Wanita itu bernama Martina Wijaya, duduk bersebelahan bersama putri sulungnya yang bernama Anya dan si bungsu Arneta. Ketiganya memiliki senyum manis yang bisa memikat siapapun yang melihat. Wajar saja bila Adi terpesona dengan wanita yang lebih muda tiga tahun dari istrinya yang sudah tiada. Wajah lembut dan santun membuat Bella sedikit memperhatikan calon ibu tirinya itu.
Adi mengenal Martina ketika dirinya sedang mengadakan pertemuan dengan rekan bisnisnya di sebuah restoran, satu tahun yang lalu. Martina adalah manager marketing dari perusahaan yang bekerja sama dengannya. Dari pertemuan itu, entah kenapa Adi seperti melihat sosok Amalia dari perempuan itu. Bicaranya sopan, tingkah lakunya santun dan sosok wanita karir yang hebat. Dari hal sekecil itu, membuat duda satu anak ini merasa penasaran dengan kepribadian yang lain dari Martina.
Mereka dipertemukan kembali, ketika Adi berkunjung ke perusahaan tempat Martina bekerja untuk mendatangani beberapa dokumen. Adi mulai berani untuk mengajaknya makan siang, dan dari sanalah keduanya saling cerita tentang kehidupannya masing-masing. Ada satu persamaan dari keduanya yang membuat mereka semakin dekat, sama-sama pernah kehilangan pasangan untuk selamanya.
Setelah pendekatan selama kurang lebih enam bulan, dan Adi pun sudah mengenal Anya dan Arneta, maka dia tidak bisa menunggu lebih lama lagi untuk meminta perempuan itu menjadi istrinya. Adi belum berani mengenalkan Martina kepada Bella, rasanya dia masih belum siap melihat wajah terkejut putrinya ketika dia berbicara tentang niatnya untuk menikah lagi.
Butuh beberapa bulan untuk Adi akhirnya bisa membuka pembicaraan dengan Bella tentang keinginannya itu. Dengan Martina, Adi bukan hanya ingin mempersunting wanita itu untuk menjadi istrinya saja. Dia memikirkan putrinya, melihat bagaimana selama ini Bella yang selalu sendirian. Putrinya itu membutuhkan sosok ibu yang bisa menjaganya dan saudara yang menemaninya. Adi berharap dengan kehadiran keluarga barunya, Bella bisa tersenyum kembali.
Bella masih terdiam di tempat duduknya, di samping Adi. Pikirannya melayang, dia benar-benar akan menjadi Cinderalla. Melihat tiga orang yang duduk di depannya, membuat imajinasinya mulai bermain di kepala. Dia melihat Martina, Anya dan Arneta seperti sosok ibu tiri dan saudara tiri yang jahat. Membayangkan hal-hal buruk yang akan terjadi pada dirinya nanti, membuat wajahnya semakin dingin dan tidak bersahabat.

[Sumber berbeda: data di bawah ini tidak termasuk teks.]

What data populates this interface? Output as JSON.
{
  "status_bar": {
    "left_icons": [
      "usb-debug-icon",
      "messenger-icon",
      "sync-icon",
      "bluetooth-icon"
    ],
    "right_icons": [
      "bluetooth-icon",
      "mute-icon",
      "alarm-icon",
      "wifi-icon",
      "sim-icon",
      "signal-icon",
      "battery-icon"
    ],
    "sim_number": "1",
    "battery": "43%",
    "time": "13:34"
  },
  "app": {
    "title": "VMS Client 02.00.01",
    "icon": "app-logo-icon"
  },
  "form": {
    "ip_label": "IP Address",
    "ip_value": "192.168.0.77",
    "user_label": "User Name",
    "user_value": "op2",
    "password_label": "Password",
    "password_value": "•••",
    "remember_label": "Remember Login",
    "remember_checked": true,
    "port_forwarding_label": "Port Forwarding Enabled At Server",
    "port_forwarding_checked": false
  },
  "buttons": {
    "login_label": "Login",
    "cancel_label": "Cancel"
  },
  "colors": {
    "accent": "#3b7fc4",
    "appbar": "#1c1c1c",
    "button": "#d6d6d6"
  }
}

Anya memiliki rambut pendek tapi tetap menawan diwajah tirusnya. Perempuan yang sedang menunggu sidang tesisnya ini, tiga tahun lebih tua dari Bella. Ia mencoba berbasa-basi dengan Bella dengan memperlihatkan senyum manisnya.
“Arneta juga kuliah dengan jurusan yang sama dengan Bella. Jadi mereka mungkin akan mempunyai waktu yang lebih banyak untuk saling berdiskusi tentang kuliahnya.”
Adi mengangguk setuju. “Bella akan mempunyai teman belajar nantinya.”
“Pasti menyenangkan, iya kan Bella?” Arneta ikut tersenyum senang. Gadis ini lebih pendek dari kakaknya, badannya sedikit berisi dengan pipi chubby menggemaskan.
Bella hanya mengangguk sebagai jawaban. Dia masih belum bisa berbicara banyak dengan ketiga orang itu. Meskipun Bella melihat, ketiganya terlihat dari keluarga yang terpelajar dan kaya. Dia mengakui, Martina adalah sosok wanita yang mempunyai aura berkelas. Tapi dia memang belum bisa memaksakan hatinya untuk terburu-buru menerima Martina, Anya dan Arneta menjadi keluarga barunya. Masih ada beberapa hal yang mengganjal dan membuatnya membutuhkan waktu untuk membuka pintu hatinya lebar-lebar.